How do teachers decide whether they know something or not? What gives
them the right to make these statements about management or human behavior,
or history, or religion, or the role of art in the world, or the nature
of language--things of which they cannot, in fact, have complete, personal,
direct knowledge? What kind of witness is it that they bear? What process
have they been through? How did they start and how do they know when they
have finished? You will recognize these questions, and the kind of thinking
they imply, as among the bases of all decision-making, and I am certain
they are also as much a part of criminal investigation as they seem to
be on TV, despite the fantasy element. They are the backbone of research
in higher education whatever the topic, and their shared, almost unavoidable
presence is the reason why good teaching and good research go together.
These
are things that teachers pass down. For me, algebra has always been a
hurdle and nothing more, because that's what my algebra teacher so plainly
thought. Students are not merely constant observers but good ones. In
fact, to anticipate a little bit, there is research on that question.

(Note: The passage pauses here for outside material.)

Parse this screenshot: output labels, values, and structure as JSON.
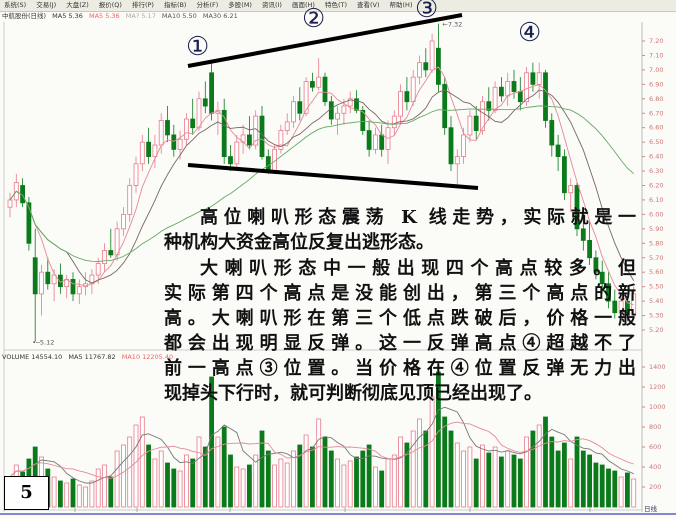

It is something that can be studied systematically, and it has been. Students
are good observers, though they may not see what we planned for them to
see, and certainly will not see only what we want. After all, they are
going to get grades and certificates; and, besides, the best ones realize
from the start that they are going to have to be able to do what we do
and had better find out everything they can about whatever it is. Obviously
things can go wrong. A teacher who is not interested in the subject is
not going to stop making statements about the world for that reason. But
that teacher will model a lack of involvement. You have all been through
that, and I bet no one in this room wants to be that kind of model. Research
work is, in the first instance, proof that we are interested in what we
do, and in that sense it serves as a guarantee of our teaching. But I
will suggest shortly that there are even better ways for the teacher to
think about the role of research, ways that will serve us and the students
both.
How,
then, does the experience as a whole look to the practitioner? I won't
make too much of this, but even literary scholars are detectives in their
way. I have a trio of brief examples that touch on areas that might even
be of concern to law enforcement professionals--theft, incest, suicide--even
though these events happened a long time ago and are now of interest not
as open cases but primarily as examples of types of investigation and
as object lessons or case studies. As research cases, they involve such
matters as excessive reliance on circumstantial evidence, or the unreliability
of witnesses, which are important to academic researchers not just because
they affect what we say in our books and in class but because they embody
the processes of thinking, deciding, judging, and saying, which entwine
to make teaching and research both work in the same direction.